真是好久没更新了,因为本蓝最近在忙研究生复试的事。结果还不错,虽然被调剂了,但是学校还算满意。就是过程有点太坎坷,也算是成长吧~今天接着之前的出租车数据处理!
预处理完成后,我们也该弄一个算法了,我寻思半天,学习了聚类,今天分享一下~
从头开始:由于数据量很大,我们就选择周末来处理,代码如下:
fpath = "C:/Users/PC-2019-3-24/Desktop/文件/数据/taix/000000001.csv"#打开神秘的文件
data = pd.read_csv(fpath,names=["id","jingdu","weidu","date","time"])#给每个列取个名字,经度纬度用拼音代替
#print(data['date'])
data1=[]#设置空数组
data2=[]
data3=[]
data4=[]
n=0
for i in data['date']:
if i == '2008-02-02'or i=='2008-02-03':
print(i)
n=n+1
data1.append(data.loc[n]) #将合格的宝贝加入新数组
data1=pd.DataFrame(data1)
#print(data1['jingdu'])
看上去有点low,但是好歹实现了我们想要的功能O(∩_∩)O哈哈~这里有个loc函数,我们一会儿说。
下一步,咱们给他抽出来经纬度聚类
X1=data['jingdu']
X2=data['weidu']
X=np.vstack((X1,X2)).T
接下来标准化(我导师说我英语有点差,从下面开始注释用英语写了,练练手,哈哈哈哈)
X = preprocessing.scale(X)
X = pd.DataFrame(X)
突然不开心了,剩下的不愿意写了,大家凑合看吧
#Build an empty list to save the results under different parameter combinations
res = []
for eps in np.arange(0.001 , 1 , 0.05):
#Iterating different values of min_samples
for min_samples in range(2,10):
dbscan = cluster.DBSCAN(eps = eps , min_samples = min_samples)
dbscan.fit(X)
#Count the number of clusters under each parameter combination (- 1 indicates abnormal point)

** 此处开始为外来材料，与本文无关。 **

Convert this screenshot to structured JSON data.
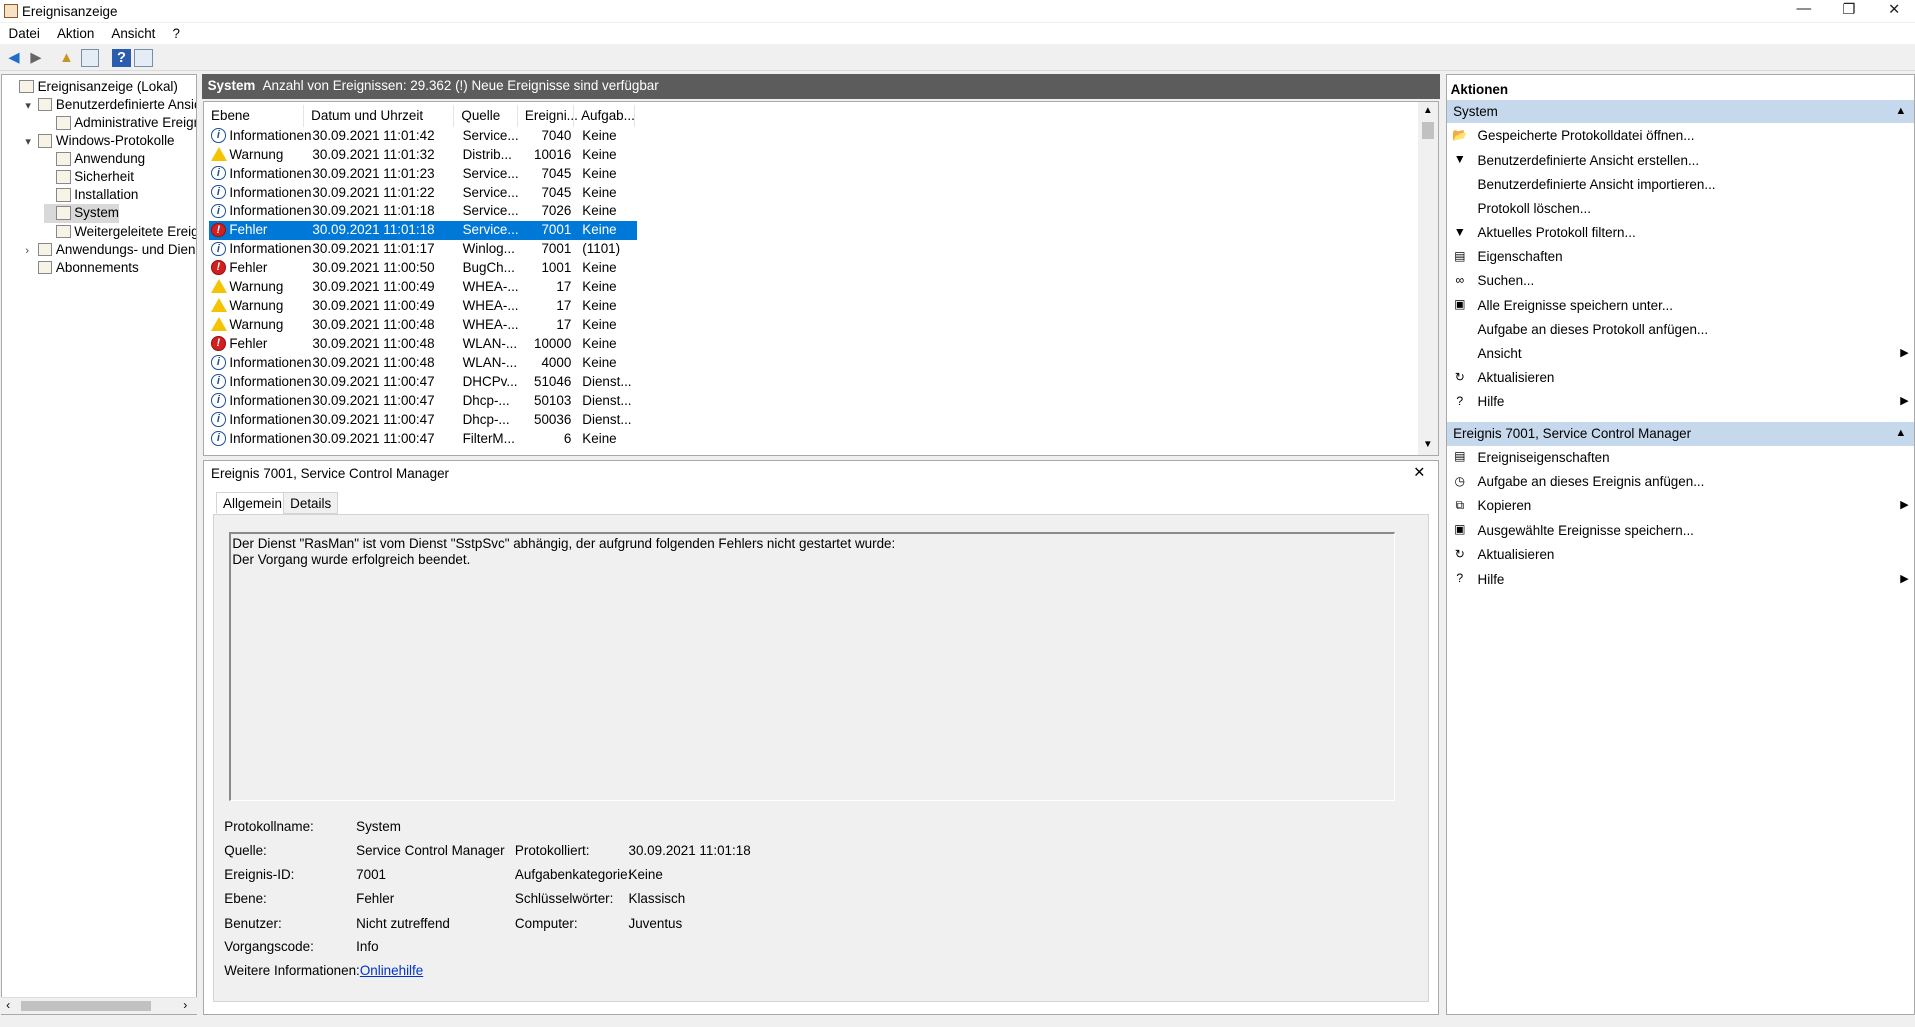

n_clusters = len([i for i in set(dbscan.labels_) if i != -1])
#Number of outliers
outliners = np.sum(np.where(dbscan.labels_ == -1 , 1 , 0))

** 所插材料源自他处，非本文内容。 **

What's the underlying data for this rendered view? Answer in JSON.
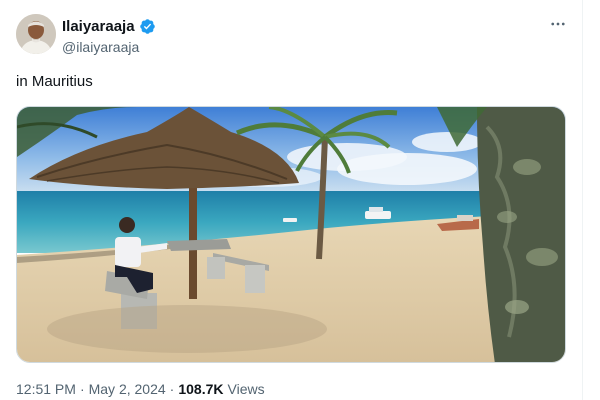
{
  "author": {
    "display_name": "Ilaiyaraaja",
    "handle": "@ilaiyaraaja",
    "verified": true,
    "verified_icon": "verified-badge-icon",
    "avatar_icon": "profile-photo"
  },
  "post": {
    "text": "in Mauritius",
    "media_alt": "Man seated under a thatched beach umbrella on a sandy beach in Mauritius with palm trees and a turquoise sea",
    "more_icon": "more-horizontal-icon"
  },
  "meta": {
    "time": "12:51 PM",
    "separator": "·",
    "date": "May 2, 2024",
    "views_count": "108.7K",
    "views_label": "Views"
  },
  "colors": {
    "verified_blue": "#1d9bf0",
    "secondary_text": "#536471",
    "primary_text": "#0f1419",
    "border": "#cfd9de"
  }
}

#Count the number of samples in each cluster
stats = str(pd.Series([i for i in dbscan.labels_ if i != -1]).value_counts().values)
res.append({
'eps':eps , 'min_samples':min_samples , 'n_clusters':n_clusters , 'outliners':outliners , 'stats':stats})
df = pd.DataFrame(res)
#Select reasonable parameter combination according to conditions
df.loc[df.n_clusters == 8, :]
#df.loc[df.n_clusters , :]
cluster可调,根据自己喜欢的来判断,也可以全部打印,但是太多了。
最后出图!
y_pred = DBSCAN(eps=0.151, min_samples=4, algorithm='ball_tree', metric='euclidean').fit_predict(X)
plt.scatter(X[0], X[1], c=y_pred)
plt.show()
loc是提取列,按照标签提取